The article below originally appeared in the San Mateo Daily Journal and is being reprinted with permission.
The 21st-century job market is demanding more four-year degrees and as a result, the some state legislators think it’s time for California community colleges to be able to add bachelor’s programs to meet this need.
The state Assembly’s Higher Education Committee passed Senate Bill 850, authored by state Sen. Marty Block, D-San Diego, on June 24. The bill, which still needs to make its way through Assembly Appropriations in early August and then to the Assembly floor for vote, would permit community colleges to offer bachelor’s degrees in limited circumstances through a pilot program with a maximum of 15 districts included. The local community college district is excited about the potential to participate in the program, which would need to commence no later than the 2017-18 academic year and students should complete their degrees by the 2022-23 school year.
“We’re very pleased with that,” said Barbara Christensen, director of community and government relations for the San Mateo County Community College District. “We will definitely petition. The ones we’re concentrating on right now that could be candidates for this are in allied health. We’d like to fill in a need for respiratory therapy and radiologic technology degrees.”

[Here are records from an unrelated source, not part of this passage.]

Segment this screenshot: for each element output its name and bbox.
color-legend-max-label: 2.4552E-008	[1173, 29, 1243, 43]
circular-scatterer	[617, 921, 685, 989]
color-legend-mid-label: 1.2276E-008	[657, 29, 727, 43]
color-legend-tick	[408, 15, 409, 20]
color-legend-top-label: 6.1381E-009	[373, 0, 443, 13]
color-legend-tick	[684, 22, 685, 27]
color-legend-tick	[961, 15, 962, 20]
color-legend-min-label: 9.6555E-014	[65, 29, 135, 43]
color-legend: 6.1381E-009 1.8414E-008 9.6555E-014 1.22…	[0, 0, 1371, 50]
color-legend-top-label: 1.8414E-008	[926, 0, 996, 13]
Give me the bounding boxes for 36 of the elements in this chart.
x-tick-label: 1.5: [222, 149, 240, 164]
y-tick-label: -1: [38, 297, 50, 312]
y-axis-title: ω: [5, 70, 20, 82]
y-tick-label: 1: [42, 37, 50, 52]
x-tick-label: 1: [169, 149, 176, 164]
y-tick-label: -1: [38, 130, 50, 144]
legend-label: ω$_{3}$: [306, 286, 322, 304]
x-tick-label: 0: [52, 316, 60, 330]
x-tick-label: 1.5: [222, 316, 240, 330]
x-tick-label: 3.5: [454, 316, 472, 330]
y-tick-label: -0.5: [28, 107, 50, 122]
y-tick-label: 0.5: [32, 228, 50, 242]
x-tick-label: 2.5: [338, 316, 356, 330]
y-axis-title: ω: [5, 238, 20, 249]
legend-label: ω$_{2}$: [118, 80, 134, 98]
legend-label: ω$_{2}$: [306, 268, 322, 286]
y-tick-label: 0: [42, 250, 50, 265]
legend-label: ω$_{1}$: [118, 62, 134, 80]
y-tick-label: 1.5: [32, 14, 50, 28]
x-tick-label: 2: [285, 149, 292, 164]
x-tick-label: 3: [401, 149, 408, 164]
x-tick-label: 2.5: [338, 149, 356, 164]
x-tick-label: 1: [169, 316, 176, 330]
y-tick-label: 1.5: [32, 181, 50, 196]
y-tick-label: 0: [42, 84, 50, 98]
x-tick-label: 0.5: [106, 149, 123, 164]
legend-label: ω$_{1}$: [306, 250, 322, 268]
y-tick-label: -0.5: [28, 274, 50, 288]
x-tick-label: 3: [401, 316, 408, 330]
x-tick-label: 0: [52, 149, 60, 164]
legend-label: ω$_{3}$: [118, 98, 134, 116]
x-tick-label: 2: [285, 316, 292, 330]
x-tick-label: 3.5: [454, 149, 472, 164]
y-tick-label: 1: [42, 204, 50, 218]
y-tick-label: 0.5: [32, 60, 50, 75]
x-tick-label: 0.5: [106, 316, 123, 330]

The district does already offer some four-year degree programs, including a nursing program at College of San Mateo that offers a registered nurse, RN degree. Cañada offers a bachelor’s of science degree in nursing through San Francisco State University. Allied health professions are now asking applicants to have beyond the associate’s degree. The difficulty with only being able to add one four-year degree is that the district would like to add both respiratory therapy and radiologic technology degrees to separate schools in the district, but would have to choose one, said Chancellor Ron Galatolo.
The bill states that California needs to produce 1 million more bachelor’s degrees than the state currently produces to remain economically competitive in the coming decades. There is demand for education beyond the associate degree level in specific academic disciplines that is not currently being met by California’s four-year public institutions, according to the bill. Each district can have one bachelor’s degree program through an accreditation body. Bill co-author state Sen. Jerry Hill, D-San Mateo, has been trying to get legislation like this passed for a number of years. He notes it’s an opportunity for students and will help meet the workforce needs of the community.
“San Mateo County has a tremendous community college district,” he said. “From a local perspective, I see the challenges faced by students who want a four-year degree. They’ve got to go south, they’ve got to go east or they’ve got to north. If you’re working and you have limited time with the traffic congestion you’re faced with today, it’s almost an impossible task just to get to school when you need to for a four-year degree. There are many areas where the community colleges are capable of providing a baccalaureate degree without a great deal of effort.”
Still, Hill would like to see it open up even more than this bill is doing.
These baccalaureate programs will be limited and will not in any way detract from the community colleges’ traditional mission to advance California’s economic growth and global competitiveness through education, training and services that contribute to continuous workforce improvement, nor will these programs unnecessarily duplicate similar programs offered by nearby public four-year institutions, the bill states. The limitation of one program per district is definitely a drawback, said Tom Mohr, trustee on the San Mateo County Community College District.
“It’s a definite step forward,” he said. “There are some areas in the health field where it’s very important that more than baccalaureate be made possible by a community college. I don’t think it is sufficient.”
Under the legislation, districts would not be able to offer a bachelor’s degree already offered at California State University of the University of California.
On the statewide level, Brice W. Harris, California Community Colleges chancellor, expressed his support for the bill.
“I applaud the Assembly Higher Education Committee for approving this bill designed to address unmet workforce needs where career entry requirements have progressed beyond the associate degree level,” he said in a prepared statement. “The legislation would expand educational access and job training opportunities for thousands of Californians. Community colleges offering baccalaureate degrees under this bill would not duplicate those degrees that the University of California or California State University award.”
The California Community Colleges has 72 districts and 112 colleges serving 2.1 million students per year.